Personal Finance

Separate emergency cash for optimal portfolios

B Venkatesh | Updated on October 01, 2011 Published on October 01, 2011

Investors need to choose between investments that are liquid and ones that have lock-in period while creating portfolios. An investor wanting to take bond exposure can, for instance, choose between open-end bond fund and fixed deposit. Investors often choose investments that offer easy exit, which may not always be optimal. This raises two questions. How should investors choose between liquid investment and locked-in investment? And how should they manage emergencies should they choose locked-in investments?

This article distinguishes between cash needed for liquidity and cash held for continual investments. It then shows why investors should consider locked-in investment. It also discusses how investors can meet emergency cash requirements.

Cash can be held in a portfolio for two reasons. One, a portfolio manager of an open-end fund has to meet redemption requirements from unit-holders. At the level of the investor, cash will be held to meet emergencies. Such cash is called frictional cash. And, two, a portfolio manager can hold cash after taking profits because she believes asset prices are currently overvalued. Such cash is called tactical cash.

We are not concerned about tactical cash as it is a deliberate choice of the portfolio manager or the investor (in case of a self-managed portfolio) to hold cash. Our discussion would, hence, focus on frictional cash. Now, individual investors have a choice on how to hold frictional cash. For one, they could hold such money in savings accounts. For another, they could structure their investment portfolios in such a way that some investments can be converted into cash when the need arises. Investors often choose the latter. And doing so has its costs.

Frictional risk

Suppose the portfolio composition other than cash for two funds are the same, except that one is an open-end fund while the other is a closed-end fund. From the discussion above, it would be clear that the open-end fund manager has to also hold frictional cash while the closed-end fund manager will hold only tactical cash. The open-end fund is, hence, likely to generate lower returns than the closed-end fund due to frictional cash; for cash returns are typically lower than the expected return on equity and bonds.

Of concern is the risk associated with frictional cash. Consider an investor wanting to create a portfolio to make a down payment for a house five years hence. An optimal investment may be a closed-end equity fund and five-year bank fixed-deposit. But the investor is most likely to invest in open-end equity fund (closed-end equity funds are exceptions) and one-year fixed-deposit, renewing it every year.

Such a portfolio is exposed to huge risk. If interest rate were to decline in the second year, the investor will have to renew the deposit at a lower interest rate. Besides, if the investor needs emergency cash, she may have to redeem her investment in the open-end fund.
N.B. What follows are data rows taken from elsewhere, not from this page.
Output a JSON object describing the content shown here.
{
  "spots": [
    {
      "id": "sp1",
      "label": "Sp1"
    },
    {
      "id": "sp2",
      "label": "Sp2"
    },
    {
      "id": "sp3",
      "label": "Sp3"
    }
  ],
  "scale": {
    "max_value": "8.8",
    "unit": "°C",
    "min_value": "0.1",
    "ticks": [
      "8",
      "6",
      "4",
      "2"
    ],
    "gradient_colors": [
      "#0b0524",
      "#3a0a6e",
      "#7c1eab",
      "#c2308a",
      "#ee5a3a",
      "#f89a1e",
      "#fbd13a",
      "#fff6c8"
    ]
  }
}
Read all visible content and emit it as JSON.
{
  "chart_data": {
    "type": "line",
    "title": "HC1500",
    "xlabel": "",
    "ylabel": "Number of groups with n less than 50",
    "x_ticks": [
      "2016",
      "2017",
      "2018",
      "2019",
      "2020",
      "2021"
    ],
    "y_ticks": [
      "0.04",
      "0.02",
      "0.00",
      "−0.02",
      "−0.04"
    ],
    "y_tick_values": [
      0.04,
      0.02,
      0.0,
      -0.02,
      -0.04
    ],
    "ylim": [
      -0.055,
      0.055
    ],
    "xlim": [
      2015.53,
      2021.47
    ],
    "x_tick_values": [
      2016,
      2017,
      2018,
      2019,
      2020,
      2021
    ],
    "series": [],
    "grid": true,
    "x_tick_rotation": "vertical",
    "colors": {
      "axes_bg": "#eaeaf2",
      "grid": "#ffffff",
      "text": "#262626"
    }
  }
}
And this could be sub-optimal for two reasons. One, the investor will be forced to incur heavy losses if asset prices decline. And two, liquidating the investment could jeopardise the individual's investment objective.

The compelling need to avoid investments that have lock-in period is driven by a behavioural bias called psychological reactance. That is, if an investor is told that she has to lock-in the investment for, say, five years, she will find reasons to require the cash earlier, even though her investment horizon may be five years.

One way to moderate psychological reactance is to preclude the need for intermediate liquidity by creating an emergency fund. This fund would have cash, which would typically be a multiple of average monthly expenditure. Investments should be made in assets that have near-zero risk such as money market mutual funds (liquid funds) or sweep facility that most banks offer between savings account and fixed deposits. Having addressed their frictional cash needs, investors will be encouraged to choose locked-in investments.